KOMPAS IMAGES/KRISTIANTO PURNOMO
Gubernur DKI Jakarta Fauzi Bowo.
JAKARTA, KOMPAS.com - Gubernur DKI Jakarta Fauzi Bowo menyambut baik akan dibuatnya sistem keselamatan publik melalui satu pintu seperti konsep 911 di Amerika. Menurutnya, hal ini akan memudahkan warga Jakarta saat membutuhkan bantuan dengan cepat.
"Ini merupakan follow-up dari seminar public safety. Kami punya persepsi yang sama tentang public safety. Jadi semua berangkat dari situ," kata Foke, sapaan akrab Fauzi Bowo, di Balaikota, Jakarta, Jumat (1/6/2012).
Ia menjelaskan bahwa berdasarkan pertemuannya dengan ahli dari layanan darurat Kanada, Gary Payne, didapat kesepakatan untuk membuat masterplan keselamatan publik di Jakarta. Penyusunan master plan sistem ini direncanakan selama satu tahun.
"Nanti akan disusun dalam bentuk master plan dengan peralatan-peralatan yang dibutuhkan," jelas Foke. "Jadi nanti terlihat kewenangan mana yg overlapping sehingga perlu disinkronkan," imbuhnya.

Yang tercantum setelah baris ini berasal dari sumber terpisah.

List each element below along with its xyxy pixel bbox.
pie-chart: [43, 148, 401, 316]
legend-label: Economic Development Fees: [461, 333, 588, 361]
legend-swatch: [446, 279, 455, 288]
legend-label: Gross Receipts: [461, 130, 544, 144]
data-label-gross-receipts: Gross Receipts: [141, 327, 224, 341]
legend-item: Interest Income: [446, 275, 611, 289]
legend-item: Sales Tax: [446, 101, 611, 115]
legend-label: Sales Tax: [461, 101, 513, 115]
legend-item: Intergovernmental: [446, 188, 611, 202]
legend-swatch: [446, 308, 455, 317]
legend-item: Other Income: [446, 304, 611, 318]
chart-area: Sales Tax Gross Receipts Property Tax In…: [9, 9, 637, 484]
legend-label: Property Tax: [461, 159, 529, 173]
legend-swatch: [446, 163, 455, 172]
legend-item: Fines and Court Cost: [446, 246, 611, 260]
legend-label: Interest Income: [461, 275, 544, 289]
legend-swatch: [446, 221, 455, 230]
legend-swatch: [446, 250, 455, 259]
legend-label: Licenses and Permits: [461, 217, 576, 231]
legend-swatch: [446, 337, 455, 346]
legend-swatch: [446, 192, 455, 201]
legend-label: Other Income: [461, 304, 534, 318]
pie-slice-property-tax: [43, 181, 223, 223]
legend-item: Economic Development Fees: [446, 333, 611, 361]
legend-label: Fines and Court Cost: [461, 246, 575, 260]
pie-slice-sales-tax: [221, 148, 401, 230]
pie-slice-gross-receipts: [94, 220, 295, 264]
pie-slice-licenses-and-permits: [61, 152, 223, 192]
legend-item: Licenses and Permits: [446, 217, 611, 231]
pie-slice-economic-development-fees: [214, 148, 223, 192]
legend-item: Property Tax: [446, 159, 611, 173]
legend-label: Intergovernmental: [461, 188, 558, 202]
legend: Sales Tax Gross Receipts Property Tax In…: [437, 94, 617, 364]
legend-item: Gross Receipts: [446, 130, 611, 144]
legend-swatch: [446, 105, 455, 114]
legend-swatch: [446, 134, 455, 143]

Ia berharap dengan adanya sistem keselamatan publik satu pintu ini akan mampu mengurangi korban, baik materil maupun moril, dari berbagai peristiwa yang tidak diinginkan. Contohnya seperti kebakaran, kecelakaan, banjir dan lain sebagainya.
Untuk itu, ia akan memacu agar instansi terkait seperti Dinas Pemadam Kebakaran dan Penanggulangan Bencana DKI Jakarta, Dinas Kesehatan DKI Jakarta dan Satuan Polisi Pamong Praja dapat bersinergi. Kemudian ia juga berkoordinasi dengan Polda Metro Jaya mengingat polisi juga akan dilibatkan dalam sistem keselamatan publik satu pintu ini.
"Jadi nanti polisi, damkar, ambulans semuanya terintegrasi dan siap dengan cepat membantu warga Jakarta," tandasnya.